Pennsylvania is one of 11 states that have filed critical comments on the mercury rule-making, telling the EPA that the Clean Air Act requires the regulation of all hazardous air pollutants and "does not authorize EPA to pick and choose which HAPs it will regulate."
In response to yesterday's report, the EPA cited a 1998 EPA report to Congress that concluded that mercury poses the greatest threat to human health and that regulation of other HAPs was not appropriate.
The EPA response says that reductions in many of theunregulated HAPs will "occur in conjunction with reductions of conventional pollutants."

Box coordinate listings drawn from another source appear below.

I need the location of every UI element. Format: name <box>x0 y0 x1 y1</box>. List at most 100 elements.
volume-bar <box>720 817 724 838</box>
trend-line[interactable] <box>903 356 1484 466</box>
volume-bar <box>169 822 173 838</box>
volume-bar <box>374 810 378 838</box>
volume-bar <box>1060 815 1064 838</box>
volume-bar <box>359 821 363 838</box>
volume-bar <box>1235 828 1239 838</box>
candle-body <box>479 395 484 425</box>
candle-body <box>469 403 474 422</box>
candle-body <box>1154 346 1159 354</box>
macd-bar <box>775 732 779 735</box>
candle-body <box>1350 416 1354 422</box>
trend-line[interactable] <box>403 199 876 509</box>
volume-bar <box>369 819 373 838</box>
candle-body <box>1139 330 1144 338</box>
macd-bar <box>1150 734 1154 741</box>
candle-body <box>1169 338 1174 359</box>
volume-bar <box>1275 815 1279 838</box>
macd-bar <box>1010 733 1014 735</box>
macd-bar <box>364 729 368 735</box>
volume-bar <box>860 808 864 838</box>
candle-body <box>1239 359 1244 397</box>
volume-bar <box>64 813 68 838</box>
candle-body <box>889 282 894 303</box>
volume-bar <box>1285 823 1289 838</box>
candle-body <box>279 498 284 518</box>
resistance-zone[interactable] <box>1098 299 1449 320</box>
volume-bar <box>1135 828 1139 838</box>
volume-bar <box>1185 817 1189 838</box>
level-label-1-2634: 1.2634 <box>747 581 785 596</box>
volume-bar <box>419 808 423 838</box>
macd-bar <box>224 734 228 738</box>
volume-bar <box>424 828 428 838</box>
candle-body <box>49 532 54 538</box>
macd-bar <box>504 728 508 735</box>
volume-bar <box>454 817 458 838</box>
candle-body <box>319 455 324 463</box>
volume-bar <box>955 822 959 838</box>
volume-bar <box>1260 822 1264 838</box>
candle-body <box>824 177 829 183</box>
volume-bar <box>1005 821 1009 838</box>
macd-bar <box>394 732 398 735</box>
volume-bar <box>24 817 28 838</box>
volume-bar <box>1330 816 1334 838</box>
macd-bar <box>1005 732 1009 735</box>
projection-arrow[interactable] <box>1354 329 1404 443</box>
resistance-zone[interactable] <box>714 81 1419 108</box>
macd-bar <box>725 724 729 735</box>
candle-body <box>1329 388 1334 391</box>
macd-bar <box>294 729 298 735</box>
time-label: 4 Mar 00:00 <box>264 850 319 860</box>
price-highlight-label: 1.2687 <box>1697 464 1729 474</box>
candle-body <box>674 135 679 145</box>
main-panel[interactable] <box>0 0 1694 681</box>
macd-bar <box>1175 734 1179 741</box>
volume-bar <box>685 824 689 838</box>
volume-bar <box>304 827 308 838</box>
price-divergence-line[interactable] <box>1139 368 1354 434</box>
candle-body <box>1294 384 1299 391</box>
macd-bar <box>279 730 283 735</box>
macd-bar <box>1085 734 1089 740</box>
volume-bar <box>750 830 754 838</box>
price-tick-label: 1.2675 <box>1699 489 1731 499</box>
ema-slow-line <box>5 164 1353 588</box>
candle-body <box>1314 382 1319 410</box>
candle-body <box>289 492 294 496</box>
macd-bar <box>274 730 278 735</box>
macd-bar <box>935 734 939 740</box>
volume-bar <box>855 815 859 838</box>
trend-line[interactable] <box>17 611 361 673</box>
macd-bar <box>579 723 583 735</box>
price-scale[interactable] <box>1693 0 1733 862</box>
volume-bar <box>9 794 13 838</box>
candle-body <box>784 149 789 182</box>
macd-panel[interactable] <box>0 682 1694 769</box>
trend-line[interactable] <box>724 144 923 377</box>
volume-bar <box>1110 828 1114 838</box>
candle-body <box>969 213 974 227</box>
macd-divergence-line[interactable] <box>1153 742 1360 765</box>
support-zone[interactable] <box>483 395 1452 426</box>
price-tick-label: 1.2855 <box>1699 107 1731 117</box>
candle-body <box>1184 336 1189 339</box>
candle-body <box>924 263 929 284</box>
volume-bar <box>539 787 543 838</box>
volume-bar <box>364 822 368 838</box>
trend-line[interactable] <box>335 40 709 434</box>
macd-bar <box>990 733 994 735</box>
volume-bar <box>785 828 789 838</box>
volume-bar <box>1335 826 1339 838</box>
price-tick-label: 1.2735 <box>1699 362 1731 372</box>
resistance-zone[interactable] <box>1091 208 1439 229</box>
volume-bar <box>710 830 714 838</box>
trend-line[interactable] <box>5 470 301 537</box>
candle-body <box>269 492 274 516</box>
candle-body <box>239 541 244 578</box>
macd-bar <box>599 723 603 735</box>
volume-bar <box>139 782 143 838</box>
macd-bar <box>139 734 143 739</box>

In 2002, the most recent year for which EPA data is available, Pennsylvania power plants emitted 18,826 pounds of arsenic, a known human carcinogen; 14,146 pounds of lead, which can cause childhood learning disabilities at low doses; 41,750 pounds of chromium, which can cause respiratory tract damage. Several of the coal-fired power plants in the state are among the highest emitters of toxics in the nation.
Nationwide in 2002, power plants emitted more than 120,000 pounds of arsenic, 250,000 pounds of lead and lead compounds, and 300,000 pounds of chromium and chromium compounds.
By comparison, coal- and oil-burning utilities emit 96,000 pounds of mercury annually, about 40 percent of the nation's mercury pollution and the largest single source. The 1990 amendments to the Clean Air Act exempted utilities from mercury controls, but subsequent EPA scientific studies led to a decision in December 2000 to regulate the metal as a toxic pollutant.